In Chapter 4 of 17 in his 2012 Capture Your Flag interview, leadership philosopher Bijoy Goswami answers "How Are Your Community Responsibilities Changing?"  Goswami shares how he has been developing and why he is letting go of existing responsibilities to make space for something new.  He sees it as a process or cycle that allows him to distill his purpose.  Bijoy Goswami is a writer, teacher, and community leader based in Austin, Texas.  He develops learning models, including MRE, youPlusU, and Bootstrap, to help others live more meaningfully.  Previously, he co-founded Aviri Software after working at Trilogy Software.  Goswami graduated from Stanford University, where he studied Computer Science, Economics, and History. 

Transcript: 

Erik Michielsen:  How are your community responsibilities changing?

Bijoy Goswami:  What I found is this three-stage process in terms of finding your way, you start with another way. You’re painting, let other people paint upon you. Second, you start to strip off that paint and a lot of what I've been doing the last while is stripping off some of this paint and that has meant actually not being as integral to things like Bootstrap Austin or things like that and say, how can I take a backseat, how can I let go of some of these things so that I can make a space for something new.

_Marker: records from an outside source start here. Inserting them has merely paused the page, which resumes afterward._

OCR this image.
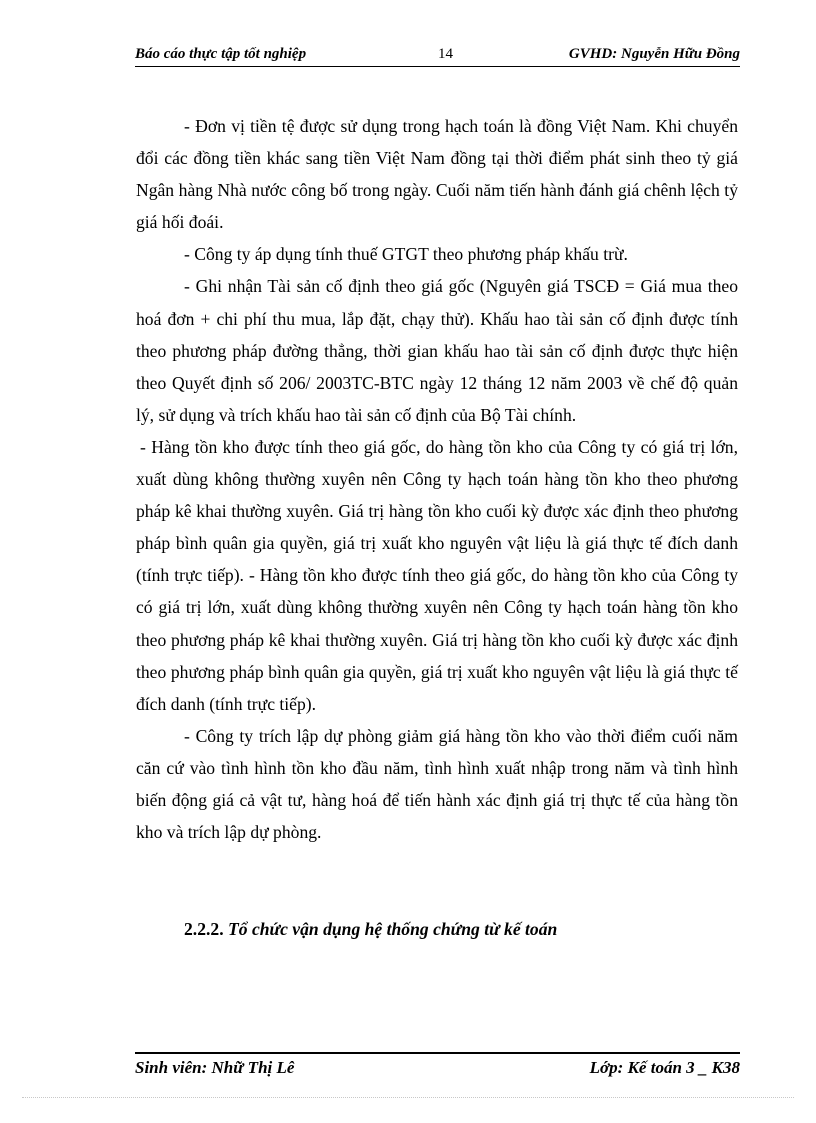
Báo cáo thực tập tốt nghiệp	14	GVHD: Nguyễn Hữu Đồng

- Đơn vị tiền tệ được sử dụng trong hạch toán là đồng Việt Nam. Khi chuyển đổi các đồng tiền khác sang tiền Việt Nam đồng tại thời điểm phát sinh theo tỷ giá Ngân hàng Nhà nước công bố trong ngày. Cuối năm tiến hành đánh giá chênh lệch tỷ giá hối đoái.

- Công ty áp dụng tính thuế GTGT theo phương pháp khấu trừ.

- Ghi nhận Tài sản cố định theo giá gốc (Nguyên giá TSCĐ = Giá mua theo hoá đơn + chi phí thu mua, lắp đặt, chạy thử). Khấu hao tài sản cố định được tính theo phương pháp đường thẳng, thời gian khấu hao tài sản cố định được thực hiện theo Quyết định số 206/ 2003TC-BTC ngày 12 tháng 12 năm 2003 về chế độ quản lý, sử dụng và trích khấu hao tài sản cố định của Bộ Tài chính.

- Hàng tồn kho được tính theo giá gốc, do hàng tồn kho của Công ty có giá trị lớn, xuất dùng không thường xuyên nên Công ty hạch toán hàng tồn kho theo phương pháp kê khai thường xuyên. Giá trị hàng tồn kho cuối kỳ được xác định theo phương pháp bình quân gia quyền, giá trị xuất kho nguyên vật liệu là giá thực tế đích danh (tính trực tiếp). - Hàng tồn kho được tính theo giá gốc, do hàng tồn kho của Công ty có giá trị lớn, xuất dùng không thường xuyên nên Công ty hạch toán hàng tồn kho theo phương pháp kê khai thường xuyên. Giá trị hàng tồn kho cuối kỳ được xác định theo phương pháp bình quân gia quyền, giá trị xuất kho nguyên vật liệu là giá thực tế đích danh (tính trực tiếp).

- Công ty trích lập dự phòng giảm giá hàng tồn kho vào thời điểm cuối năm căn cứ vào tình hình tồn kho đầu năm, tình hình xuất nhập trong năm và tình hình biến động giá cả vật tư, hàng hoá để tiến hành xác định giá trị thực tế của hàng tồn kho và trích lập dự phòng.

2.2.2. Tổ chức vận dụng hệ thống chứng từ kế toán
Sinh viên: Nhữ Thị Lê	Lớp: Kế toán 3 _ K38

So, again, I find it to a cycle. It’s not like I’m, you know, going away from everything fully but it’s part of I'm saying, I'm doing that process so I can find out what the next way of engaging is. So, I think I might have brought up the Banksy analogy where I hack systems. I try to intervene inside of systems but I'm don’t necessarily try to hold on to them or be part of them for much—a long time. So, what I found is I'm still involved, I'm still engaged but in terms of projects where I am assisting those projects, I go in and I leave, you know, rather than try to be ongoingly in them.

So, that’s a lot of what’s been happening. I think it’s given me the opportunity to then say okay. What am I really trying to – How am I distilling all that into something that I'm really putting forward in the world.